On 17-Jan-2008, tarmigan wrote:

| I think you should be able to do it with
| 
| cd octave_git_eval
| export CVS_RSH=ssh
| git-cvsimport -d :ext:address@hidden:/cvs -k -u -v -m -p -Z,9 octave

OK, thanks.  I checked and I don't think we have any keywords in the
sources ($Author$, $Revision$, etc.), there are no underscores in any
of the tag or branch names, and the commit messages are almost all
empty.  So it doesn't hurt that you used the -k, -u, and -m options,
but I don't think that they are doing much for the Octave sources.  I
worked on a local repository where compression probably doesn't matter
much, but the -Z 9 option for cvsps might have helped your remote
access.

In any case, I tried this and generated an archive in a reasonable
amount of time.  Then I converted it to an hg archive, and that didn't
take much time either.  The svn to hg conversion was still going after
more than thirty hours and had generated 2.5GB of files, so I killed
it.

After looking at the generated archive, I'm not sure that it matters
all that much that we keep anything except the trunk since 3.0, and
the 3.0 branch.  Other branches along the way were typically created
because I wanted to work on a fairly large project without disturbing
the the trunk (something I think would be done differently with git or
hg), but for which the branch was not really necessary as a history of
anything other than a safety net and a place to do some scribbling.
I'm not sure these things really belong in the archive.  And, if you
really want to see that history, the old CVS archive can still be
available in some form.

One thing that will clearly have to change is that changesets need
a meaningful label.  I'm accustomed to doing

  cvs commit -m ""

because the commit message was mostly worthless anyway.  Now that a
changeset is useful as a collection, I think we will need to attach
some names here.  However, I'm not sure I care to have ChangeLog info
in the commit message.  A simpler title like "residue bug fix" would
probably suffice, perhaps with a pointer to a mailing list thread or a
bug report number (if/when we have a real bug report tracker).

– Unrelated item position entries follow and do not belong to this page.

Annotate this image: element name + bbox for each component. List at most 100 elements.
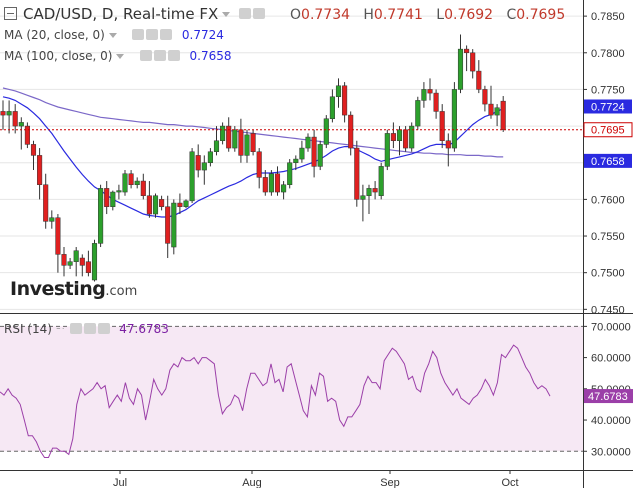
value-tag-label: 0.7695 (591, 125, 625, 137)
eye-icon[interactable] (139, 50, 152, 61)
open-value: 0.7734 (301, 7, 351, 23)
ma20-line (2, 96, 504, 218)
candles-series (0, 34, 506, 282)
close-value: 0.7695 (516, 7, 566, 23)
candle-body (91, 243, 98, 281)
candle-body (189, 151, 195, 202)
rsi-label: RSI (14) (4, 322, 52, 336)
candle-body (165, 206, 171, 244)
ma100-value: 0.7658 (189, 49, 232, 63)
value-tags: 0.7724 0.7695 0.7658 47.6783 (583, 99, 633, 404)
candle-body (433, 92, 439, 112)
eye-icon[interactable] (239, 8, 252, 19)
candle-body (396, 129, 403, 141)
candle-body (274, 173, 281, 193)
rsi-grid (0, 325, 583, 452)
candle-body (262, 177, 268, 193)
x-tick-label: Jul (113, 477, 127, 488)
candle-body (30, 144, 37, 156)
candle-body (226, 125, 232, 149)
candle-body (49, 217, 55, 222)
candle-body (476, 70, 482, 90)
y-tick-label: 0.7750 (591, 84, 625, 96)
candle-body (281, 184, 287, 193)
candle-body (177, 202, 183, 207)
candle-body (500, 100, 506, 130)
gear-icon[interactable] (146, 29, 159, 40)
candle-body (134, 180, 140, 185)
eye-icon[interactable] (132, 29, 145, 40)
candle-body (250, 133, 256, 152)
chevron-down-icon[interactable] (108, 33, 117, 38)
value-tag-label: 0.7658 (591, 156, 625, 168)
rsi-band (0, 326, 583, 452)
candle-body (366, 188, 372, 196)
chart-header: CAD/USD, D, Real-time FX (4, 5, 267, 23)
candle-body (98, 188, 104, 244)
candle-body (415, 100, 421, 127)
candle-body (464, 48, 470, 54)
close-icon[interactable] (167, 50, 180, 61)
ma100-label: MA (100, close, 0) (4, 49, 113, 63)
candle-body (390, 133, 396, 141)
candle-body (37, 155, 43, 185)
rsi-tick-label: 30.0000 (591, 446, 631, 458)
candle-body (201, 162, 207, 171)
candle-body (238, 129, 244, 156)
eye-icon[interactable] (69, 323, 82, 334)
candle-body (73, 250, 79, 262)
candle-body (305, 136, 311, 149)
y-tick-label: 0.7600 (591, 194, 625, 206)
ma100-legend: MA (100, close, 0) 0.7658 (4, 49, 232, 63)
candle-body (171, 202, 177, 248)
candle-body (445, 140, 451, 149)
rsi-tick-label: 60.0000 (591, 353, 631, 365)
chevron-down-icon[interactable] (222, 12, 231, 17)
close-icon[interactable] (160, 29, 173, 40)
x-tick-label: Sep (380, 477, 400, 488)
candle-body (183, 200, 189, 207)
value-tag-ma100 (584, 153, 632, 168)
gear-icon[interactable] (153, 50, 166, 61)
rsi-value: 47.6783 (119, 322, 169, 336)
candle-body (494, 107, 500, 116)
candle-body (372, 188, 378, 193)
candle-body (409, 125, 415, 149)
candle-body (104, 188, 110, 207)
candle-body (323, 118, 329, 145)
candle-body (378, 166, 384, 196)
candle-body (335, 85, 342, 98)
candle-body (24, 125, 30, 145)
collapse-icon[interactable] (4, 7, 17, 20)
logo-domain: .com (105, 284, 138, 299)
time-axis-ticks: Jul Aug Sep Oct (113, 470, 519, 488)
candle-body (360, 195, 366, 200)
eye-icon[interactable] (55, 327, 64, 330)
logo-text: Investing (10, 278, 106, 300)
candle-body (43, 184, 49, 222)
chevron-down-icon[interactable] (116, 54, 125, 59)
gear-icon[interactable] (83, 323, 96, 334)
candle-body (61, 254, 67, 266)
candle-body (159, 199, 165, 207)
rsi-tick-label: 70.0000 (591, 321, 631, 333)
value-tag-label: 0.7724 (591, 101, 625, 113)
close-icon[interactable] (97, 323, 110, 334)
candle-body (348, 114, 354, 149)
candle-body (439, 111, 445, 141)
candle-body (12, 111, 18, 127)
candle-body (152, 195, 159, 215)
symbol-title: CAD/USD, D, Real-time FX (23, 5, 219, 23)
y-tick-label: 0.7500 (591, 268, 625, 280)
candle-body (488, 103, 494, 116)
candle-body (287, 162, 293, 185)
candle-body (470, 52, 476, 72)
candle-body (268, 173, 274, 193)
candle-body (18, 122, 24, 127)
ma20-path (2, 96, 504, 218)
candle-body (421, 89, 427, 101)
candle-body (317, 144, 323, 167)
gear-icon[interactable] (253, 8, 266, 19)
rsi-line (0, 344, 551, 458)
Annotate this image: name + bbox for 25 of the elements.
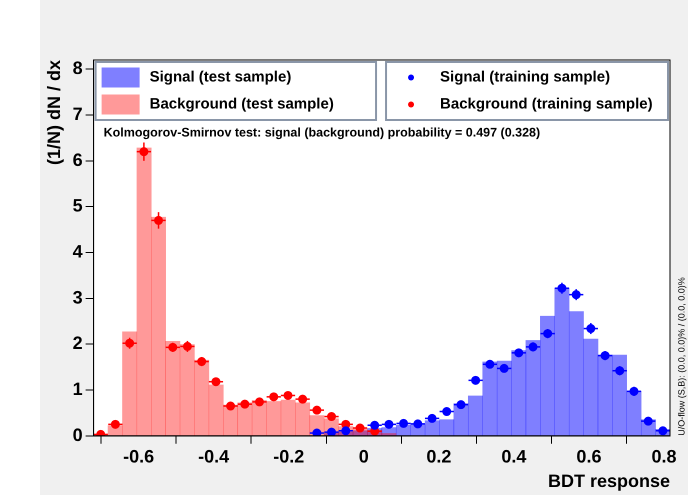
legend-label: Signal (training sample)	[440, 68, 610, 86]
y-tick-label: 0	[72, 424, 83, 445]
legend-label: Background (training sample)	[440, 96, 653, 113]
y-tick-label: 5	[72, 196, 83, 216]
y-tick-label: 1	[72, 378, 83, 399]
y-tick-label: 3	[72, 287, 83, 308]
text: U/O-flow (S,B): (0.0, 0.0)% / (0.0, 0.0)%	[676, 277, 686, 436]
legend-label: Signal (test sample)	[150, 68, 292, 86]
x-tick-label: 0.4	[501, 446, 526, 467]
x-tick-label: 0.8	[651, 446, 677, 467]
x-tick-label: 0	[358, 446, 369, 467]
x-tick-label: 0.6	[576, 446, 602, 467]
y-tick-label: 8	[72, 58, 83, 78]
x-tick-label: -0.6	[123, 446, 154, 467]
y-tick-label: 4	[72, 241, 83, 262]
y-tick-label: 7	[72, 104, 83, 124]
annotation: Kolmogorov-Smirnov test: signal (background) probability = 0.497 (0.328)	[104, 125, 540, 140]
x-tick-label: -0.4	[198, 446, 230, 467]
legend-label: Background (test sample)	[150, 96, 334, 113]
y-tick-label: 6	[72, 150, 83, 170]
x-tick-label: 0.2	[426, 446, 452, 467]
y-axis-title: (1/N) dN / dx	[44, 60, 64, 166]
y-tick-label: 2	[72, 333, 83, 354]
x-axis-title: BDT response	[548, 471, 670, 492]
x-tick-label: -0.2	[273, 446, 304, 467]
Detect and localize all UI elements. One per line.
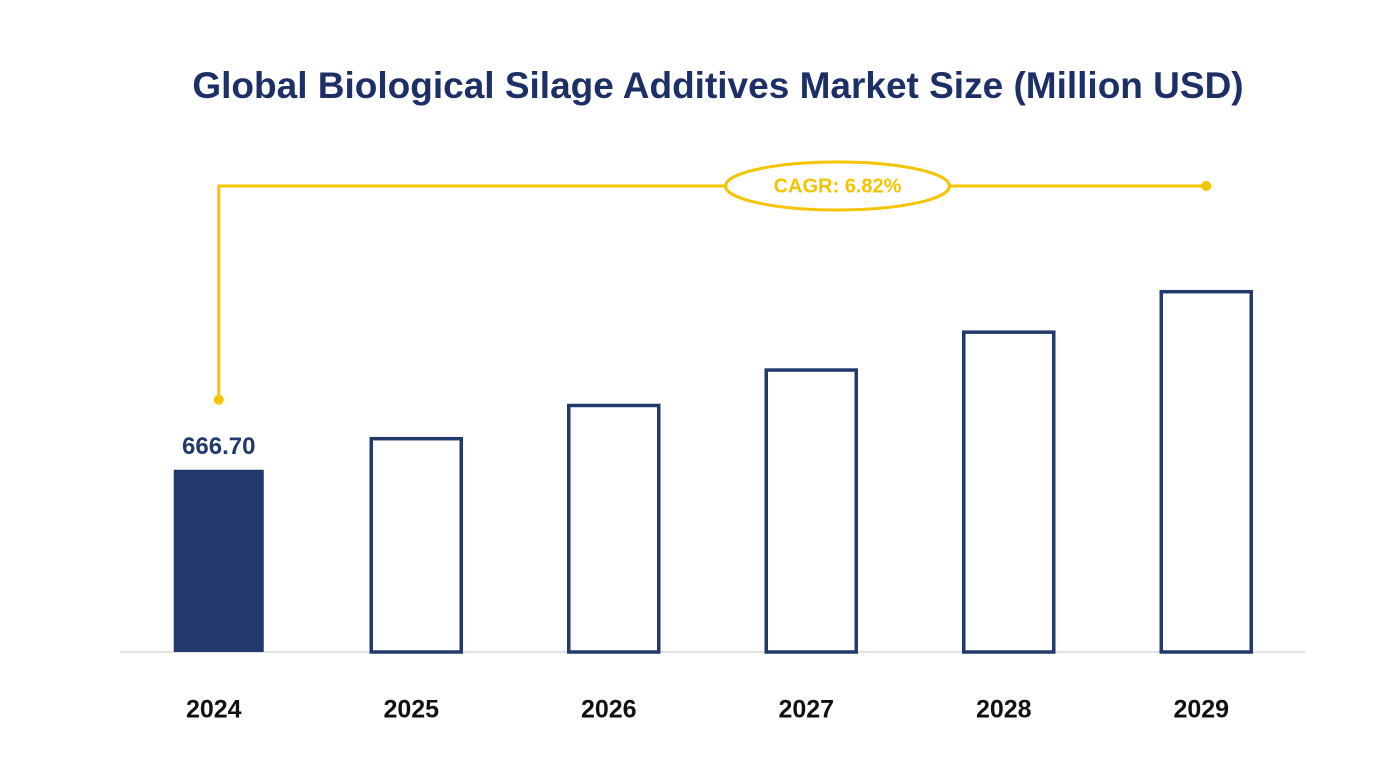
x-tick-label: 2027 — [778, 696, 834, 724]
bar — [369, 436, 463, 654]
bar — [962, 330, 1056, 654]
bar — [1159, 289, 1253, 654]
cagr-label: CAGR: 6.82% — [774, 175, 902, 197]
cagr-badge — [724, 160, 951, 212]
x-tick-label: 2029 — [1173, 696, 1229, 724]
x-tick-label: 2028 — [976, 696, 1032, 724]
bar — [567, 403, 661, 654]
x-tick-label: 2024 — [186, 696, 242, 724]
x-tick-label: 2026 — [581, 696, 637, 724]
cagr-line — [217, 184, 1207, 400]
value-label: 666.70 — [182, 433, 255, 460]
bar — [173, 469, 264, 652]
chart-title: Global Biological Silage Additives Marke… — [192, 65, 1243, 106]
bar — [764, 368, 858, 654]
cagr-dot — [213, 394, 224, 405]
x-tick-label: 2025 — [383, 696, 439, 724]
cagr-dot — [1201, 181, 1212, 191]
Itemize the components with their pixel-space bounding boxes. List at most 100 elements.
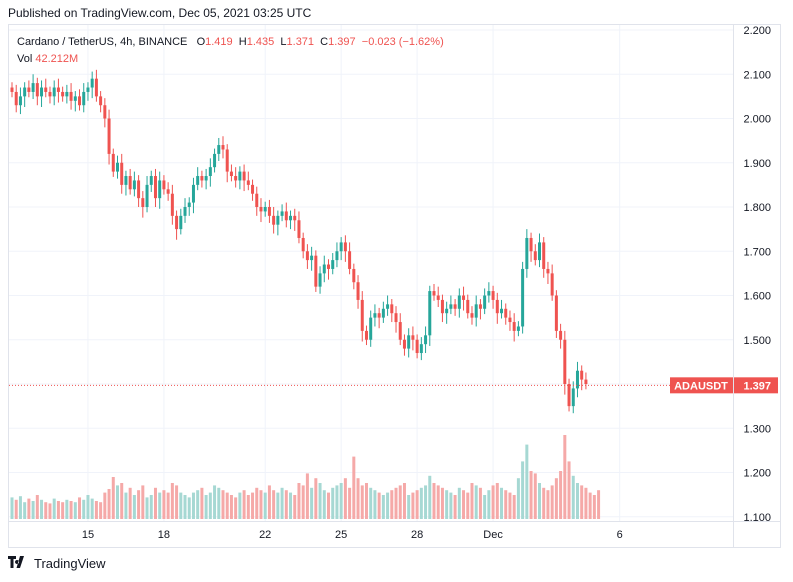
candle-body xyxy=(242,171,246,181)
volume-bar xyxy=(183,495,187,519)
volume-bar xyxy=(170,483,174,519)
symbol-label: Cardano / TetherUS, 4h, BINANCE xyxy=(17,36,188,48)
candle-body xyxy=(563,339,567,384)
volume-bar xyxy=(508,492,512,519)
volume-bar xyxy=(305,473,309,519)
volume-bar xyxy=(124,492,128,519)
x-tick-label: Dec xyxy=(483,529,503,541)
candle-body xyxy=(187,202,191,207)
candle-body xyxy=(436,295,440,300)
close-value: 1.397 xyxy=(328,36,356,48)
candle-body xyxy=(453,304,457,309)
candle-body xyxy=(280,211,284,216)
change-value: −0.023 (−1.62%) xyxy=(361,36,444,48)
volume-bar xyxy=(402,483,406,519)
candle-body xyxy=(546,268,550,274)
low-value: 1.371 xyxy=(286,36,315,48)
candle-body xyxy=(78,96,82,106)
candle-body xyxy=(204,176,208,181)
candle-body xyxy=(322,264,326,274)
candle-body xyxy=(284,211,288,221)
candle-body xyxy=(217,145,221,154)
volume-bar xyxy=(116,485,119,519)
volume-bar xyxy=(559,471,563,519)
candle-body xyxy=(584,379,588,384)
volume-bar xyxy=(238,492,242,519)
volume-bar xyxy=(546,490,550,519)
volume-bar xyxy=(204,495,208,519)
candle-body xyxy=(128,176,132,190)
candle-body xyxy=(364,330,368,340)
candle-body xyxy=(103,105,107,119)
candle-body xyxy=(191,184,195,203)
volume-bar xyxy=(470,483,474,519)
candle-body xyxy=(440,299,444,314)
candle-body xyxy=(251,184,255,194)
x-tick-label: 15 xyxy=(82,529,94,541)
candle-body xyxy=(52,87,56,97)
volume-bar xyxy=(120,483,124,519)
candle-body xyxy=(120,162,124,185)
candle-body xyxy=(432,291,436,296)
volume-bar xyxy=(99,502,103,519)
candle-body xyxy=(462,295,466,300)
volume-bar xyxy=(10,497,14,519)
y-tick-label: 1.500 xyxy=(743,335,771,347)
volume-bar xyxy=(284,490,288,519)
candle-body xyxy=(238,171,242,181)
candle-body xyxy=(445,308,449,314)
volume-bar xyxy=(428,475,432,519)
candle-body xyxy=(297,220,301,238)
candle-body xyxy=(289,215,293,221)
y-tick-label: 1.600 xyxy=(743,291,771,303)
symbol-tag-bg xyxy=(670,377,733,394)
volume-bar xyxy=(335,485,339,519)
candle-body xyxy=(305,251,309,261)
volume-bar xyxy=(246,495,250,519)
candle-body xyxy=(31,83,35,92)
candle-body xyxy=(377,313,381,318)
volume-bar xyxy=(166,492,170,519)
candle-body xyxy=(263,207,267,212)
candle-body xyxy=(415,339,419,354)
candle-body xyxy=(491,291,495,300)
candle-body xyxy=(213,153,217,168)
candle-body xyxy=(419,344,423,354)
candle-body xyxy=(516,326,520,331)
volume-bar xyxy=(588,492,592,519)
candle-body xyxy=(183,207,187,216)
volume-bar xyxy=(251,492,255,519)
volume-bar xyxy=(65,499,69,519)
volume-bar xyxy=(200,487,204,519)
candle-body xyxy=(272,215,276,225)
candle-body xyxy=(145,184,149,207)
candle-body xyxy=(116,162,119,172)
chart-legend: Cardano / TetherUS, 4h, BINANCE O1.419 H… xyxy=(17,34,444,68)
volume-bar xyxy=(289,492,293,519)
candle-body xyxy=(225,149,229,172)
tradingview-brand[interactable]: TradingView xyxy=(8,556,106,571)
volume-bar xyxy=(132,495,136,519)
volume-bar xyxy=(512,495,516,519)
volume-bar xyxy=(162,490,166,519)
candle-body xyxy=(343,242,347,252)
candle-body xyxy=(149,176,153,185)
y-tick-label: 2.200 xyxy=(743,25,771,37)
candle-body xyxy=(428,291,432,336)
candle-body xyxy=(508,317,512,323)
chart-frame xyxy=(8,24,781,548)
volume-bar xyxy=(352,456,356,519)
candle-body xyxy=(474,304,478,318)
volume-bar xyxy=(217,487,221,519)
volume-bar xyxy=(297,483,301,519)
candle-body xyxy=(40,87,44,97)
volume-bar xyxy=(411,492,415,519)
candle-body xyxy=(111,153,115,172)
candle-body xyxy=(82,91,86,106)
ohlc-row: Cardano / TetherUS, 4h, BINANCE O1.419 H… xyxy=(17,34,444,51)
tradingview-logo-icon xyxy=(8,556,28,571)
volume-value: 42.212M xyxy=(35,53,79,65)
volume-bar xyxy=(234,497,238,519)
candle-body xyxy=(234,176,238,181)
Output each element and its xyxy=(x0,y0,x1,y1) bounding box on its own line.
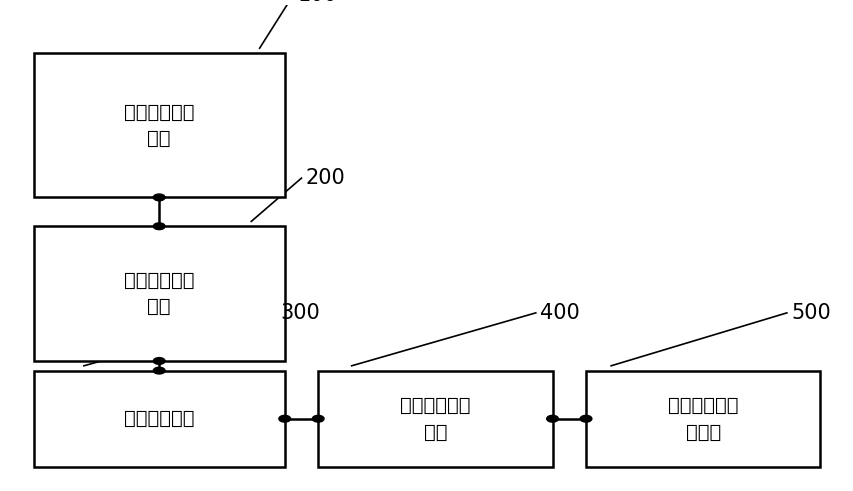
Text: 100: 100 xyxy=(297,0,337,5)
Text: 调节裕度获取
模块: 调节裕度获取 模块 xyxy=(124,271,194,316)
Circle shape xyxy=(154,367,165,374)
Text: 调峰指令模块: 调峰指令模块 xyxy=(124,409,194,428)
Text: 充电桩功率调
整模块: 充电桩功率调 整模块 xyxy=(667,396,738,441)
Bar xyxy=(33,371,284,467)
Bar xyxy=(318,371,552,467)
Circle shape xyxy=(154,194,165,201)
Text: 调峰需求获取
模块: 调峰需求获取 模块 xyxy=(124,103,194,148)
Bar xyxy=(585,371,820,467)
Text: 功率调整输出
模块: 功率调整输出 模块 xyxy=(400,396,470,441)
Text: 200: 200 xyxy=(305,168,345,188)
Circle shape xyxy=(579,415,591,422)
Circle shape xyxy=(312,415,323,422)
Text: 500: 500 xyxy=(790,303,830,323)
Text: 300: 300 xyxy=(281,303,320,323)
Circle shape xyxy=(279,415,290,422)
Circle shape xyxy=(546,415,558,422)
Bar xyxy=(33,53,284,197)
Bar xyxy=(33,226,284,361)
Circle shape xyxy=(154,357,165,364)
Circle shape xyxy=(154,223,165,230)
Text: 400: 400 xyxy=(539,303,579,323)
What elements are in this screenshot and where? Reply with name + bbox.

So I'd say we go ahead and choose between git and mercurial, import
just the trunk and 3.0 branch since the 3.0 release (I'm assuming this
is not too hard to do) and try it for a while.  I'd say I'm sort of
leaning toward mercurial, but I don't have a strong opinion about it,
and no real experience using either one.  I think the important
question is which one will be easiest for the majority of the most
active developers to install and use.